2. “Allowing the FDA to regulate an individual’s own cells as a drug encroaches on patients’ medical autonomy.” This argument may be summed up as the old “our bodies, our cells” mentality. Even autologous biological products (e.g., a patient’s own cells) can become drugs and those that are drugs need oversight, such as for safety considerations. Sponsors also need rigorous evidence of efficacy. Often the FDA is best able to impartially make such determinations. Yes, patients should have autonomy in many cases, but that is not universal.

3. “Permitting the FDA to treat a surgical procedure as the manufacture of a drug intrudes upon state power to oversee the practice of medicine.” In my view, the type of procedure in question is not strictly a surgical one as it also includes a cell therapy manufacturing component. Using SVF is not equivalent to taking a blood vessel from one part of the body and using it as a graft into another part, which is a common example cited by those pushing against the FDA. The blood vessel in that procedure is the same as it was in the body originally.
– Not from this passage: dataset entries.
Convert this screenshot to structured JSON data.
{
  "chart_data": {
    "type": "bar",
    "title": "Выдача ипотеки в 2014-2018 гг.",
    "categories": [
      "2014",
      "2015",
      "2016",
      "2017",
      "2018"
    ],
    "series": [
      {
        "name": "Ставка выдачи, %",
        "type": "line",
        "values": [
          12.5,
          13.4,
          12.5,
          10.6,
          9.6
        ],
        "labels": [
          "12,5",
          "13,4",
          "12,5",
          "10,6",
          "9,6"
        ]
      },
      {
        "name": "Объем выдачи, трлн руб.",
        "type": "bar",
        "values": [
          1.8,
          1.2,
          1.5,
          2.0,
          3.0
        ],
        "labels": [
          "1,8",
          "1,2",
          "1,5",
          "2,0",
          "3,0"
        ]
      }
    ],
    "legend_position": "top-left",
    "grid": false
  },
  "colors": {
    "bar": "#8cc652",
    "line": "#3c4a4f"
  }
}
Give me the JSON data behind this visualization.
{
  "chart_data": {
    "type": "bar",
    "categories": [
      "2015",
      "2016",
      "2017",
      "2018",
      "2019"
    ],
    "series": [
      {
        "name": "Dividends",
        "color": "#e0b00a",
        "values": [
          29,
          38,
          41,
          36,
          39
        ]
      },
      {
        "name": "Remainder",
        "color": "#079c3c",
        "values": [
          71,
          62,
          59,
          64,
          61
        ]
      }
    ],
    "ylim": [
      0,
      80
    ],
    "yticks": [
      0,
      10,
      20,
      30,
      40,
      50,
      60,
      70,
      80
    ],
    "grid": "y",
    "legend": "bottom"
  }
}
Finally, I don’t see why only states should regulate this process. Do attorneys out there care to comment?

Looking ahead

As most of you know, I’m not an attorney. As a scientist, I don’t see how these three arguments hold water. However, as we saw with Judge Bernal here in California, judges can and do see things differently sometimes.

I hope the Ninth Circuit is logical, does its homework on the science, and puts patient safety and well-being first. Not all FDA oversight is bad, no matter what some folks claim.

Any thoughts on how the appeal will go?